The AAFP and six other medical and public health organizations have teamed up to publish a "Dear Colleague" open letter(2 page PDF) that encourages family physicians and other health care professionals to ensure that 16-year-old patients are seen for a well visit. During that visit, say the groups, these teens should receive vaccines recommended for them by the CDC's Advisory Committee on Immunization Practices in its Recommended Child and Adolescent Immunization Schedule for Ages 18 Years or Younger.(www.cdc.gov)
The Aug. 1 letter was signed by AAFP Board Chair Michael Munger, M.D., of Overland Park, Kan., along with officials from the American Academy of Pediatrics, American College Health Association, American College of Obstetricians and Gynecologists, American Pharmacists Association, Immunization Action Coalition, and Society for Adolescent Health and Medicine.

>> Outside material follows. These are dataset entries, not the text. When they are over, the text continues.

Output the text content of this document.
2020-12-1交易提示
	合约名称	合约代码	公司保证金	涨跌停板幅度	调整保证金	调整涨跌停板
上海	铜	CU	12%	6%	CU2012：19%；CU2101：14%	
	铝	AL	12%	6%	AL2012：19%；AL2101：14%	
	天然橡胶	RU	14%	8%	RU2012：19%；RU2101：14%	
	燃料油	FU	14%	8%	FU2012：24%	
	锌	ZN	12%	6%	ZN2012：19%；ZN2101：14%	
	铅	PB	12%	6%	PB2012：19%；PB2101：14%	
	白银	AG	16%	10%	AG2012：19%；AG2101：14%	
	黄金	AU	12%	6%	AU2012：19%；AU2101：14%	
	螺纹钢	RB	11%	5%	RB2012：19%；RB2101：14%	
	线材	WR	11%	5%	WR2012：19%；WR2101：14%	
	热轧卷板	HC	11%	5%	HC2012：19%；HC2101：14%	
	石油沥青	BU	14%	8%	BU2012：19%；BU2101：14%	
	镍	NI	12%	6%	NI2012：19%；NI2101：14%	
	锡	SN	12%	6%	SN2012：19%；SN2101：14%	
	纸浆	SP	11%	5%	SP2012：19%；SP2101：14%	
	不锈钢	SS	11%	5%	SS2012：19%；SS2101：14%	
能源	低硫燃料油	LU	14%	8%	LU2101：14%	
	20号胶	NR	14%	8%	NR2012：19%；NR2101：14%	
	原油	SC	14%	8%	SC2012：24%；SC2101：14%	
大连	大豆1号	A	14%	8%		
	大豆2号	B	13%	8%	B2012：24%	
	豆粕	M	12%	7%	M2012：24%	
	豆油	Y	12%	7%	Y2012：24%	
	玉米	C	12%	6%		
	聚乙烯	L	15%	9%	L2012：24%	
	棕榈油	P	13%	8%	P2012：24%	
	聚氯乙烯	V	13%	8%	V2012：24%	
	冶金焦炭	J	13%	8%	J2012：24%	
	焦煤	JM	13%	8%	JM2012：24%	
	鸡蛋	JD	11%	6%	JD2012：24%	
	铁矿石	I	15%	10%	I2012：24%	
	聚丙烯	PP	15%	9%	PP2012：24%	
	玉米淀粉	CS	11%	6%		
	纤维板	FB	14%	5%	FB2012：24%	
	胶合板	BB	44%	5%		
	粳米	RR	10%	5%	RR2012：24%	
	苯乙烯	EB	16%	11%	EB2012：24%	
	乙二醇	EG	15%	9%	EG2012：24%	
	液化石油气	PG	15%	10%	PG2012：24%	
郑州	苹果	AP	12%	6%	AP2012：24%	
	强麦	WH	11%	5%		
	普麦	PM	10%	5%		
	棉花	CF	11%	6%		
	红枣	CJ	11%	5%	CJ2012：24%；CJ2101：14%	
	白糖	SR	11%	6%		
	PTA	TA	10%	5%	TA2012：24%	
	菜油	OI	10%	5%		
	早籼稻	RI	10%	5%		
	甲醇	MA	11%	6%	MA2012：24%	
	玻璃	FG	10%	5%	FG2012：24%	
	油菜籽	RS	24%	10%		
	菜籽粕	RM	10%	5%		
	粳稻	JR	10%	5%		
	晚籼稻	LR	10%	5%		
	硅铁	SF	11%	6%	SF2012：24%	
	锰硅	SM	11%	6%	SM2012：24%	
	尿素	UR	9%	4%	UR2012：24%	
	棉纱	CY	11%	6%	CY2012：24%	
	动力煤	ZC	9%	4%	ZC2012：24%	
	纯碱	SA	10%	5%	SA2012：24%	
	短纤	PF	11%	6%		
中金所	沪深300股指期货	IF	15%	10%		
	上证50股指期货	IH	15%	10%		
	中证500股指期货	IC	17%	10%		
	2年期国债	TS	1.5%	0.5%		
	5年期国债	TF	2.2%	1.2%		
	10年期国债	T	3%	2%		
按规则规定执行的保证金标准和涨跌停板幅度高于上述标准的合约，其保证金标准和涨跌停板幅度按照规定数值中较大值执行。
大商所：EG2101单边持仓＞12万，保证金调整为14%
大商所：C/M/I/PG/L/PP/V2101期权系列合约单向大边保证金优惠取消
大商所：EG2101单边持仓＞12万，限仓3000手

The call for well visits for 16-year-olds derives partly from the results of a JAMA Pediatrics study(jamanetwork.com) published in January 2018, which found that although adolescent well-visit rates increased from 41% before implementation of the Patient Protection and Affordable Care Act to 48% after implementation, those figures remain below recommended levels.
The organizations suggest in their letter that establishing an immunization platform at age 16 would not only help ensure adherence to the recommended vaccination schedule, it also would give health care professionals an opportunity to perform age-appropriate screenings and provide guidance on important personal and public health issues, such as tobacco and alcohol use.
It's worth noting that in 2017,(www.cdc.gov) the child and adolescent immunization schedule underwent a significant revision, adding a stand-alone column for age 16 to specifically accommodate a recommendation that the second dose of the meningococcal conjugate vaccine be given at that age. Along with MenACWY vaccine, seasonal influenza vaccine and, if indicated, the meningococcal serogroup B vaccine should also be given during the same visit, say the groups.
The organizations further state in their letter that a well visit at age 16 would allow physicians to administer catch-up doses of vaccines for HPV, hepatitis A and B, varicella, and other diseases.
"Let us all work together to ensure that we provide adolescent patients the protection and guidance they need as they advance toward adulthood," the letter concludes.